While generations have grown up using technology, it does not mean that other generations do not know, understand, and have proficiency with technology. Just by being in an age group does not equal technological ability, prowess, or skills. The biggest users of social media are ages 24-34. However, that does not address what other groups are fluent in social media. Nor does that mean that social media will continue as the technological platform of choice in five or ten years. Cartoons depicting older people as tech neophytes are just as label reinforcing as those of millennials tripping and falling because they don’t look up from their smart phones when walking. Both are demeaning to both groups.
How many times have you heard or read that millennials are unmotivated, expecting participation awards, don’t want to work hard or just fill in the blank? Or the offsetting conversation that boomers have taken all of the riches, expect others to support them, are greedy or just fill in the blank? The labels applied to the people who comprise these two generations are hurtful, harmful and untruthful. While there are people who don’t want to work hard in all generations, there are more people who do want to work hard in all generations. The negative labeling of being a boomer or a millennial, without consideration of the individual, is particularly harmful. Ageism, particularly for women, is rampant. If we are fortunate, we will all become old. It is a simple fact. However, in the US, we are youth obsessed. Media messages, advertising, even the people who read the “news” are focused on youth. The message, which is heard so frequently it becomes internalized, is young is good and old is bad. Again, reinforcing labels.
Labels are limiting. They reduce the opportunity for learning. Many recent articles about successful mentoring discuss the shift from traditional mentor model to a new model. Gone is the model of a senior person sharing knowledge with a younger person which was an exclusively top down model.Instead, the current mentoring model is both top down and bottom up. There is a sharing of knowledge from both parties and both parties gain knowledge from the relationship. It is more inclusive, removes labels and adds value.

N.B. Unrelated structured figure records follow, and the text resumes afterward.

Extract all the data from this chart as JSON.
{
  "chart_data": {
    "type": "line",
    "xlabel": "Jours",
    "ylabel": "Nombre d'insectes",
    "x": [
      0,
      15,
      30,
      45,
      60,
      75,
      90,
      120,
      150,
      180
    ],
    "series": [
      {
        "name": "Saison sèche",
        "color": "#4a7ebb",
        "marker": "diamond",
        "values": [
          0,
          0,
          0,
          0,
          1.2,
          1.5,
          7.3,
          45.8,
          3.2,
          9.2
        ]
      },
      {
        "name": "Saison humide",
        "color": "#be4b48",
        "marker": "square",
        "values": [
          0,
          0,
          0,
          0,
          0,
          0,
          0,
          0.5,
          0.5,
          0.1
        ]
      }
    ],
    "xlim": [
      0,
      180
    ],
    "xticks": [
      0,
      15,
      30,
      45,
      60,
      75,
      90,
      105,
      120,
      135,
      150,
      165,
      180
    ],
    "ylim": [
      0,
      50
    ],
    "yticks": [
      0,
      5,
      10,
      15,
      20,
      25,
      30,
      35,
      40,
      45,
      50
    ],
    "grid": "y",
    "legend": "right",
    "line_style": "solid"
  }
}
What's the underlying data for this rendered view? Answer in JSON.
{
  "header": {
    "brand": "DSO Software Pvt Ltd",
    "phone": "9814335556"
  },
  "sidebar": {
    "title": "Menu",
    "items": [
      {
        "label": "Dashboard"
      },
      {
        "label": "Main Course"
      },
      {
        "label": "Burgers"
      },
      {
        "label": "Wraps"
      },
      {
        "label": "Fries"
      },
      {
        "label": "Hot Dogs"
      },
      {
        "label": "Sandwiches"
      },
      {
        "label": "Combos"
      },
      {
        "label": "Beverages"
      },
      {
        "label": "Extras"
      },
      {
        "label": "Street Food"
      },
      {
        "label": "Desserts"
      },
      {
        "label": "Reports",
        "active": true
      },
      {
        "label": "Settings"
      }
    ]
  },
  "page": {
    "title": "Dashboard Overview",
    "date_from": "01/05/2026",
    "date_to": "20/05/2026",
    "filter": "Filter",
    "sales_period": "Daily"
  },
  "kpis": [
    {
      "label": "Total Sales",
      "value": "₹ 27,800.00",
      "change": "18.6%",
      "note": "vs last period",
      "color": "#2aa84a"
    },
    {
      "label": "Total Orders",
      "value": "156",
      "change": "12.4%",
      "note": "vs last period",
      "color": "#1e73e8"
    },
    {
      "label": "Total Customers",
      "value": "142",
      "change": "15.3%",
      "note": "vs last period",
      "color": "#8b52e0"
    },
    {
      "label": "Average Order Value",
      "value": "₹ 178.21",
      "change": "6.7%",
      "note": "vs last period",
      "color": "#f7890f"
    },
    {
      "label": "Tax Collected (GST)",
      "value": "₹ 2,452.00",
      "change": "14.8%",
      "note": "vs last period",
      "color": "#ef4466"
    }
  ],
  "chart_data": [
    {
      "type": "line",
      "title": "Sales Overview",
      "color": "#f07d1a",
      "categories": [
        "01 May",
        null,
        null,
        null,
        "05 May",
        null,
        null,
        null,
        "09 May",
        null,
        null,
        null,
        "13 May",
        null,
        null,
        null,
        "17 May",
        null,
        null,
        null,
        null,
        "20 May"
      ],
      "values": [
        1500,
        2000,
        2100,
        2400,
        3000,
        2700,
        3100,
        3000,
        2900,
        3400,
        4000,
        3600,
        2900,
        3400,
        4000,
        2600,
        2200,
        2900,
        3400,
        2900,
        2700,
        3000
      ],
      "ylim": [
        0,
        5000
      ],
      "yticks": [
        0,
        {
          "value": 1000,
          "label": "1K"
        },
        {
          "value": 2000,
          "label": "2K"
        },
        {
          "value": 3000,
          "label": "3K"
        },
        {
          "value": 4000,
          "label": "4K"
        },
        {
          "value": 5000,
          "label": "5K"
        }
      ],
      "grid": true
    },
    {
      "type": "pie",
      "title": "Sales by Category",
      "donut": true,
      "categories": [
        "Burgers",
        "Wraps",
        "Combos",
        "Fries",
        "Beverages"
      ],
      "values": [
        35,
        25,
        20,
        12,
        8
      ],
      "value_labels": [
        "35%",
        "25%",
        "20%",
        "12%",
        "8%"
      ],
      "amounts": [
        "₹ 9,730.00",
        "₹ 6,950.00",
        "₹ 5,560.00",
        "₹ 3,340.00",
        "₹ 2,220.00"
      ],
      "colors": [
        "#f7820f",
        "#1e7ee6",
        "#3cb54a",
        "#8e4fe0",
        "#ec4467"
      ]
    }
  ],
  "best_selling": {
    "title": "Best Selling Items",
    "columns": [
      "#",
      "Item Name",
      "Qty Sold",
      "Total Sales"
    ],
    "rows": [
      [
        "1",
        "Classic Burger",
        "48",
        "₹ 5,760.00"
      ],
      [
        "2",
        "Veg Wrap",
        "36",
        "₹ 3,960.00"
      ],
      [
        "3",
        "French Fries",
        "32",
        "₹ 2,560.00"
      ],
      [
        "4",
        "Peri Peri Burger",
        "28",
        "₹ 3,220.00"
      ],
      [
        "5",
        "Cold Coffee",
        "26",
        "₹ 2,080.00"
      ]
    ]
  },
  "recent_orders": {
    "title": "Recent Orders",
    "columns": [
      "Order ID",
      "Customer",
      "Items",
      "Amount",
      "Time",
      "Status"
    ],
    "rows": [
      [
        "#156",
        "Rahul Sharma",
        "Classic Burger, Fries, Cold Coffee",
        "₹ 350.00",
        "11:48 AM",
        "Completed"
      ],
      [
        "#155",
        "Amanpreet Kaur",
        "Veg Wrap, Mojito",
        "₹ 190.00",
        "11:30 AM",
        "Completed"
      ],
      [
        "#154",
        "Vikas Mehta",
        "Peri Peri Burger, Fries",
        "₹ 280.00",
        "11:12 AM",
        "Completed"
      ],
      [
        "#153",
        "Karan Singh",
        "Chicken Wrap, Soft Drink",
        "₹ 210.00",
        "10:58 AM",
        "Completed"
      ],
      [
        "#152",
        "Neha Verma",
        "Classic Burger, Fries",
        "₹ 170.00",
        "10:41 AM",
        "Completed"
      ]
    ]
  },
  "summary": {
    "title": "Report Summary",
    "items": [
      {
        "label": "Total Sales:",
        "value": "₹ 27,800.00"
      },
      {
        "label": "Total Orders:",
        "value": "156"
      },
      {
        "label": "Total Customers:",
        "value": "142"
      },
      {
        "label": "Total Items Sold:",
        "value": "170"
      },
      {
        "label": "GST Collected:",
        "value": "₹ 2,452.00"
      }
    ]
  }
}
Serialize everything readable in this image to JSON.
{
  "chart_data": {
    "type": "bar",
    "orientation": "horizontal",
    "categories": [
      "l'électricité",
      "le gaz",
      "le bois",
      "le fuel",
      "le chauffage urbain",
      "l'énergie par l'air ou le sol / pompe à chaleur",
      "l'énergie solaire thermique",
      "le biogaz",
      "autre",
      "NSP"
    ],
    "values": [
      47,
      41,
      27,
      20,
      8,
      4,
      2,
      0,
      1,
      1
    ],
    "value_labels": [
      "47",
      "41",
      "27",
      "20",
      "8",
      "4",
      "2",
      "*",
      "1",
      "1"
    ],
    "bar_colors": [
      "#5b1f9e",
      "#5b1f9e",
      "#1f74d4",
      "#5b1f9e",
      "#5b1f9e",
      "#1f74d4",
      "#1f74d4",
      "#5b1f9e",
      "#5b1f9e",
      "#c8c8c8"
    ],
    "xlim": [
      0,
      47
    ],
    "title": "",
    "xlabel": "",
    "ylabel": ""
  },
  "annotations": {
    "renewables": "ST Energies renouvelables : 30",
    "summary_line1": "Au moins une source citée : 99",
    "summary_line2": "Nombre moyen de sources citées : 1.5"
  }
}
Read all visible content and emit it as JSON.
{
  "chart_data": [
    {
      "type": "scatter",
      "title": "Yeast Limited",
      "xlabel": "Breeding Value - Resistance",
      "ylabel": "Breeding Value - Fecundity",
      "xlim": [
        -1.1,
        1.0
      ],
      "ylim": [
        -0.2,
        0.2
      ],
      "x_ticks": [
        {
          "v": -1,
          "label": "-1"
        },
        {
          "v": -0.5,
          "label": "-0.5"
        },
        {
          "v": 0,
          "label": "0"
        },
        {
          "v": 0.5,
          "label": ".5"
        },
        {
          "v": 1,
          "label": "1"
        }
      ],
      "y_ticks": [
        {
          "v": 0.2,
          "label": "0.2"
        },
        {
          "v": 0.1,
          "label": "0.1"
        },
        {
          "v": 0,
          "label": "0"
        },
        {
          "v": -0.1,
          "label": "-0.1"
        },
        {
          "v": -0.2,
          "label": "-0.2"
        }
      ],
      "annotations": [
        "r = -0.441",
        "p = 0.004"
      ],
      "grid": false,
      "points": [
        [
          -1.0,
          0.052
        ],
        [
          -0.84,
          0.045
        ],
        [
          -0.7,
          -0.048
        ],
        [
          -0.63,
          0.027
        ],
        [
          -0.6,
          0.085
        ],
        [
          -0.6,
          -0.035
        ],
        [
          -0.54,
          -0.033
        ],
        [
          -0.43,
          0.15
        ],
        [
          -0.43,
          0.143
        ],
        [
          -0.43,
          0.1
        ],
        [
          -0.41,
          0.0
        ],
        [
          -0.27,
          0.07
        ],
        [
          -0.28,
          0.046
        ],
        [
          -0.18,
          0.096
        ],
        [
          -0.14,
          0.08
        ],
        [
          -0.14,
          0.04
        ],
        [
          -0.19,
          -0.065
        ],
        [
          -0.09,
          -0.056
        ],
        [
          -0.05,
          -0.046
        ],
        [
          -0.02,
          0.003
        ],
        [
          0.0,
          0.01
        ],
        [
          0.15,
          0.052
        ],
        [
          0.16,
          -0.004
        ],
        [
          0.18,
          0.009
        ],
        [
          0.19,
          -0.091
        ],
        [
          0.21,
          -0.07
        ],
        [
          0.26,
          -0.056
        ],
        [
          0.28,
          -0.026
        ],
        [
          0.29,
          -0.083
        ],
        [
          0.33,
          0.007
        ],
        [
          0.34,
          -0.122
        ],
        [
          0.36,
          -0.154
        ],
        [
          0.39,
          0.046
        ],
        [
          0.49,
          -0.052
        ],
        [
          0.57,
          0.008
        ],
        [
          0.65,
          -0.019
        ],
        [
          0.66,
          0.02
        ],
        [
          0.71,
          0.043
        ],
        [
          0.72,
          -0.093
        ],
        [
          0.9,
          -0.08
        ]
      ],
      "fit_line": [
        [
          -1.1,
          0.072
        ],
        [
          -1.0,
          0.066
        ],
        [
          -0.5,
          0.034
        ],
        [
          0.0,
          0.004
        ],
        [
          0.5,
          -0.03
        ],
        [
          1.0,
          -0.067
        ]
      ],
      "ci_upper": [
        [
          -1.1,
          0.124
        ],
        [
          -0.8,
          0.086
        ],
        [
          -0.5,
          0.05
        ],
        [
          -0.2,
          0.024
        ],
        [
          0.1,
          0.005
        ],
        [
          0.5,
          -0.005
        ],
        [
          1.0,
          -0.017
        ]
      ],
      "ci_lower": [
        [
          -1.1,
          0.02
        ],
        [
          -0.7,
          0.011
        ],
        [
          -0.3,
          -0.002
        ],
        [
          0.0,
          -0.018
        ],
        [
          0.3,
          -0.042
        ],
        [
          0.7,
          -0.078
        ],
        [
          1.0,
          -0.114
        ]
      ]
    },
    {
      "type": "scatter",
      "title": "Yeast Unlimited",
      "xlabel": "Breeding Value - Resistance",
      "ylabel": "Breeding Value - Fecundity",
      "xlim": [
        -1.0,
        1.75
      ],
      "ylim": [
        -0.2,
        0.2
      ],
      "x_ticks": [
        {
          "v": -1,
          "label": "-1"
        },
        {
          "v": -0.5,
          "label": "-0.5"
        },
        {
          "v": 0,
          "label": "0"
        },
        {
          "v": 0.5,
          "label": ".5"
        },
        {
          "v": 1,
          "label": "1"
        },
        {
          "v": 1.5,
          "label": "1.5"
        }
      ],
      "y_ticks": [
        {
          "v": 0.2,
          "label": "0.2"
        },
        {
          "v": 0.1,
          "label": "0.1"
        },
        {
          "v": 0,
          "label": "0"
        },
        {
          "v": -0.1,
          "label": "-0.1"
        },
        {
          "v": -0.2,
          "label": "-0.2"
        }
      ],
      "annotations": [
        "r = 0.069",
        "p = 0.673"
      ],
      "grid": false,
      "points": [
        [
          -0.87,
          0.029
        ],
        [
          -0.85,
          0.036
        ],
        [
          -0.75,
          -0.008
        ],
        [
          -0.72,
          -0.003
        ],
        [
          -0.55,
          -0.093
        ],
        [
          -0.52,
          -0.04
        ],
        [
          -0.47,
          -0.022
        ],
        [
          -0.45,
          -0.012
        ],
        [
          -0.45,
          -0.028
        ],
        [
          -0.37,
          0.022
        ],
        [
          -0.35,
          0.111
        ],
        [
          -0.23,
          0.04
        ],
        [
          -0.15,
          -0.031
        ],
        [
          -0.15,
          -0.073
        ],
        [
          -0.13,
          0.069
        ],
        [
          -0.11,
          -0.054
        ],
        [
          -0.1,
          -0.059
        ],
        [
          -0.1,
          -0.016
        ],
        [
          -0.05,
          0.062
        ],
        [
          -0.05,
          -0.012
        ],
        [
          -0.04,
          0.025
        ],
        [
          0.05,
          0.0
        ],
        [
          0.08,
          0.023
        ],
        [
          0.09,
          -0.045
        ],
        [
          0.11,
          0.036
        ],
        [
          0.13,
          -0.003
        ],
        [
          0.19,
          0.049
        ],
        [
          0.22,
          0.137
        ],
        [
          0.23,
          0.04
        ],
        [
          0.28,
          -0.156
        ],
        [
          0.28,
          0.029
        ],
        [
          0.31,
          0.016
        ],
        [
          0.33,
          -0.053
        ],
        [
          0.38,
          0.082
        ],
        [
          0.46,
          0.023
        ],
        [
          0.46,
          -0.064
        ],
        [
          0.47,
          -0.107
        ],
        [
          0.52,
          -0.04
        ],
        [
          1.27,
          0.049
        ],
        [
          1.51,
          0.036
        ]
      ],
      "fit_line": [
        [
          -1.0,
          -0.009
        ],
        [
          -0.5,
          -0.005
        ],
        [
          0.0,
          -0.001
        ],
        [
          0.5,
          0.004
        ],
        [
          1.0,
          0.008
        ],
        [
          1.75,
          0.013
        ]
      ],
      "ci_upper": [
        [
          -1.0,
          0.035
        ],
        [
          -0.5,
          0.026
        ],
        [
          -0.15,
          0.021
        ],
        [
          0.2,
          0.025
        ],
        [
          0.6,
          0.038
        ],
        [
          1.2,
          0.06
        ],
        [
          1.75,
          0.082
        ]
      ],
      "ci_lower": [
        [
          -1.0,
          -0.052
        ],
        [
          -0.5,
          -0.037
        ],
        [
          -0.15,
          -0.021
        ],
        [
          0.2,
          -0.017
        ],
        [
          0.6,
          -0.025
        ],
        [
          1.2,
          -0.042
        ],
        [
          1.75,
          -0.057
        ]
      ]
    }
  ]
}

Missed opportunities are the biggest negative of labeling. All of the missed opportunities to learn, build a relationship, see things from a different perspective or to broaden thinking are lost.A missed opportunity cannot be recovered at another time. It is simply missed. Conversely, it is replaced with impatience, lack of understanding and reinforcement of the stereotype.
We can shift the labeling as we all have the power to not simply accept and reinforce any stereotype. There are enough walls in the United States that we do not need to create more. We can fight labels, ageism, and stereotypes by investing in learning, expanding our horizons, and in relationships. When we only view the label – not the person - we rob ourselves of an opportunity and deprive someone else of what makes them human. Big change can start in small ways.